Un livre écrit avec beaucoup d’intelligence et de cœur. Une quête personnelle qui témoigne d’une des périodes les plus atroce de ce siècle.

Mais d’où t’es venue l’idée de lire ce livre ?

Celui-ci est depuis sa sortie sur ma liste à lire. Une fois sortie en poche, c’est la taille qui m’a fait peur. Et puis M. Tulisquoi est revenu un jour avec pour me l’offrir. Il n’y avait plus qu’à le commencer !

La quatrième de couv :

Enfant déjà, Daniel Mendelsohn savait que son grand-oncle Shmiel, sa femme et leurs quatre filles avaient été tués dans l’est de la Pologne en 1941. Plus tard, il découvre des lettres désespérées de Shmiel à son frère, installé en Amérique. Des lettres pressant sa famille de les aider, des lettres demeurées sans réponse…
Parce qu’il a voulu donner un visage à ces six disparus, Daniel Mendelsohn est parti sur leurs traces. Cette quête, il en a fait un puzzle vertigineux, un roman policier haletant, une plongée dans l’histoire et l’oubli – un chef-d’oeuvre.

Mon avis :

Physiquement, il lui ressemblait, au point même de faire pleurer les femmes de sa famille lorsqu’il était jeune. Son grand-père, formidable conteur d’histoires, se fermait complètement dès que son nom était prononcé. Et puis, il y avait ce manque, ce vide dans l’histoire de la famille. La question Qu’est-il arrivé à Oncle Shmiel ? va ainsi poursuivre Daniel Mendelsohn au point de passer cinq années de sa vie à mener l’enquête. Pour savoir. Pour répondre aux questions laissées sans réponse, « parce que ce dont les morts ne se soucient plus, les simples fragments, une image qui ne sera jamais complète, rendra fous les vivants. Littéralement fous. »

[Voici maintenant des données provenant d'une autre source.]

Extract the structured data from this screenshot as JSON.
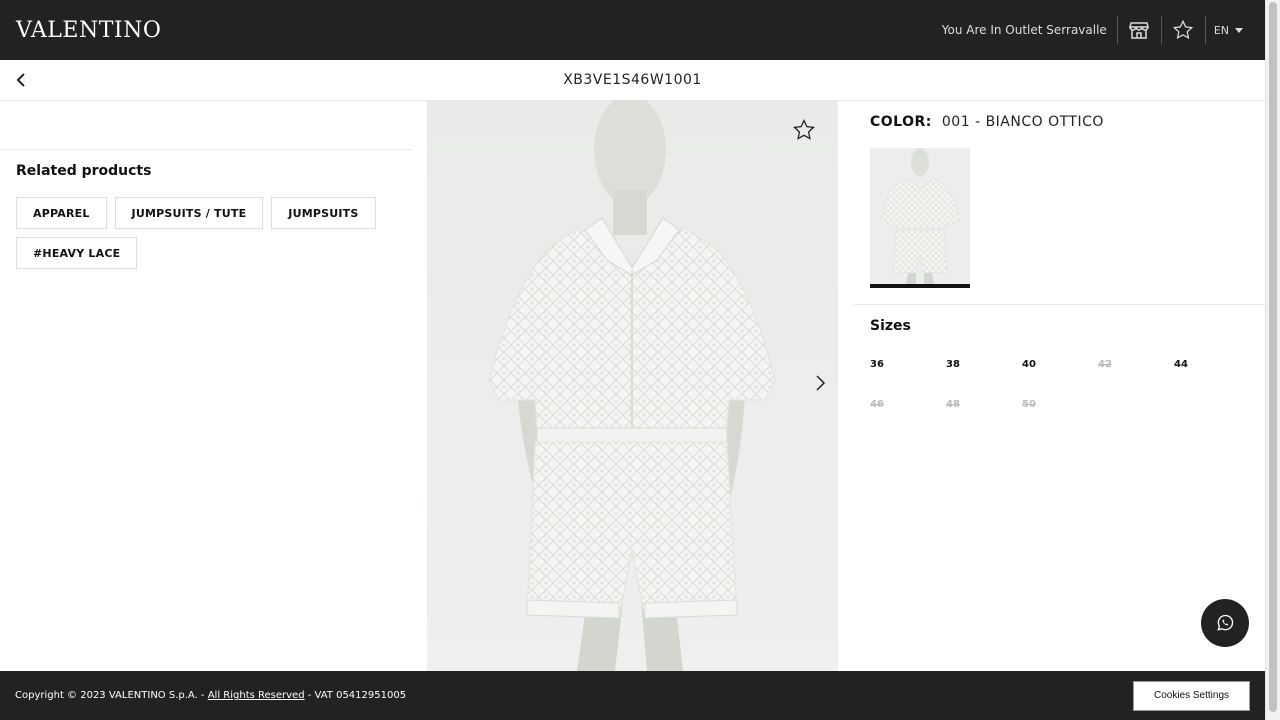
{
  "header": {
    "logo": "VALENTINO",
    "outlet_text": "You Are In Outlet Serravalle",
    "language": "EN",
    "icons": [
      "store-icon",
      "star-icon",
      "chevron-down-icon"
    ],
    "background": "#222222"
  },
  "subheader": {
    "product_code": "XB3VE1S46W1001",
    "back_icon": "chevron-left-icon"
  },
  "related": {
    "title": "Related products",
    "tags": [
      "APPAREL",
      "JUMPSUITS / TUTE",
      "JUMPSUITS",
      "#HEAVY LACE"
    ]
  },
  "gallery": {
    "favorite_icon": "star-icon",
    "next_icon": "chevron-right-icon"
  },
  "product": {
    "color_label": "COLOR:",
    "color_value": "001 - BIANCO OTTICO",
    "sizes_title": "Sizes",
    "sizes": [
      {
        "label": "36",
        "available": true
      },
      {
        "label": "38",
        "available": true
      },
      {
        "label": "40",
        "available": true
      },
      {
        "label": "42",
        "available": false
      },
      {
        "label": "44",
        "available": true
      },
      {
        "label": "46",
        "available": false
      },
      {
        "label": "48",
        "available": false
      },
      {
        "label": "50",
        "available": false
      }
    ]
  },
  "chat": {
    "icon": "whatsapp-icon"
  },
  "footer": {
    "copyright_prefix": "Copyright © 2023 VALENTINO S.p.A. - ",
    "rights_link": "All Rights Reserved",
    "vat": " - VAT 05412951005",
    "cookies_button": "Cookies Settings"
  }
}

De la découverte des lieux qui ont bercé l’enfance de ses grands-parents aux plages pour surfeur de l’Australie où il retrouvera de la famille ; des Juifs encore présents aux États-Unis à ceux qu’il rencontrera en Israël ; de Suède à l’Ukraine ou d’autres pays encore, Daniel Mendelsohn explore, recense et collectionne les bouts d’information. Car très vite, lui qui cherchait à savoir comment Shmiel et sa famille sont morts, va découvrir qu’en fin de compte ce n’est pas ça qui est important, mais plutôt de savoir comment ils ont vécu, qui ils étaient, comment s’en souviennent la famille lointaine, les voisins, les connaissances.

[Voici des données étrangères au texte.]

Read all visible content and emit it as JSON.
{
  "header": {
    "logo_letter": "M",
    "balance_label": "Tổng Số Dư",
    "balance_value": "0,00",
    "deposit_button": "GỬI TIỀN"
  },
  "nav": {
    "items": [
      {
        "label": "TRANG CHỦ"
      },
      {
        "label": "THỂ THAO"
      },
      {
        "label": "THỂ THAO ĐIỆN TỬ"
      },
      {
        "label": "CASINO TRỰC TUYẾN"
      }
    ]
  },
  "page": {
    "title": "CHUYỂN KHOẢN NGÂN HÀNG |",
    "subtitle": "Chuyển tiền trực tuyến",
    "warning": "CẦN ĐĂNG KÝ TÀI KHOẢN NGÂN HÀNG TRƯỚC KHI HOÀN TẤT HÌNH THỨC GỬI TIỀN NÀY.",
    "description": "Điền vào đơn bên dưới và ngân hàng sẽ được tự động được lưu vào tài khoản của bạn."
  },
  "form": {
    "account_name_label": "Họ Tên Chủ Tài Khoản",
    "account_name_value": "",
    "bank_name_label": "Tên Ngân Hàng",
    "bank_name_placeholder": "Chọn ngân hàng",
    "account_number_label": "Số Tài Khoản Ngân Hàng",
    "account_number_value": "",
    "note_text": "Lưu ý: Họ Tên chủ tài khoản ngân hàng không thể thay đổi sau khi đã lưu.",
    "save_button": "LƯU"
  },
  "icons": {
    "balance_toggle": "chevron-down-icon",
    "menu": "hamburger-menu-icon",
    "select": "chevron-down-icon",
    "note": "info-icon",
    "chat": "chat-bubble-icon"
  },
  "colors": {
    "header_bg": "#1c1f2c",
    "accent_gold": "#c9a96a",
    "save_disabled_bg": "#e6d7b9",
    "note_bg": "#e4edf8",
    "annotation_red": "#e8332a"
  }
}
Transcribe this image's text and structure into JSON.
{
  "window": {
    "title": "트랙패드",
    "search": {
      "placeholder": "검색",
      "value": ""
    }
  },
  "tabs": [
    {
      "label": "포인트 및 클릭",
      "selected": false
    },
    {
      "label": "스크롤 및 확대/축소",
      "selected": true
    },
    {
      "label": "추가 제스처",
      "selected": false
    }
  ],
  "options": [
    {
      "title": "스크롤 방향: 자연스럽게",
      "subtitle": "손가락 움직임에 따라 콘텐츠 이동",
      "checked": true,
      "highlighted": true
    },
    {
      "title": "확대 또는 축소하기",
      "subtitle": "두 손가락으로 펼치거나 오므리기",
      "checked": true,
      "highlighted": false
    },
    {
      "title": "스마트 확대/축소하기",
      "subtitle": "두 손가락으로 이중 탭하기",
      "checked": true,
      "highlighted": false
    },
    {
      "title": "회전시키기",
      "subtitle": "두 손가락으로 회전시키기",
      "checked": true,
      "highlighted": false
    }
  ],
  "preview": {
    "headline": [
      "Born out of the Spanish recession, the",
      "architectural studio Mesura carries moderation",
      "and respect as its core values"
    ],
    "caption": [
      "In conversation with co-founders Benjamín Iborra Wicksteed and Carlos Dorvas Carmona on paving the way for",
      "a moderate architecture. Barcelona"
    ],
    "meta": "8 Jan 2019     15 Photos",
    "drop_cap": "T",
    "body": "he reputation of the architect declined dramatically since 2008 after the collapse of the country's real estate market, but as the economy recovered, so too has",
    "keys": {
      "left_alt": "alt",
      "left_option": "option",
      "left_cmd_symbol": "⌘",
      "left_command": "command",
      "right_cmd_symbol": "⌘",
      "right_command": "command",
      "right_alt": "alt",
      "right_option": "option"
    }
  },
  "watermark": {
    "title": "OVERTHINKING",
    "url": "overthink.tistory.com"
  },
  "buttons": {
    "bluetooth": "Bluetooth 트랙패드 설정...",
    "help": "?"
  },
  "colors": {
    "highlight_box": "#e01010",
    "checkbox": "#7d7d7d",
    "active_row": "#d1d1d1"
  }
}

Avec minutie et beaucoup de prudence, il nous livre des faits et uniquement des faits. Les entretiens qu’il conduit avec toutes les personnes qu’il va rencontrer sont toujours objectifs, basés sur des documents existants, sur des conversations enregistrées. Les fausses routes sont expliquées, les blancs dus aux pertes de mémoire ou à la pudeur sont respectés. Quelles que soient les nationalités rencontrées, quelles que soient les histoires entendues, il n’y aura jamais de jugements. Pas de parti pris pour un peuple, une religion ou une famille. On sent, à travers chaque ligne, une féroce envie d’apprendre, de combler un vide, de mettre des mots avant qu’il ne soit trop tard et qu’il n’y ait plus personne pour se souvenir ; mais en même temps, on ressent un profond respect pour ce que ces gens ont vécu, pour ce qu’on ne comprendra jamais.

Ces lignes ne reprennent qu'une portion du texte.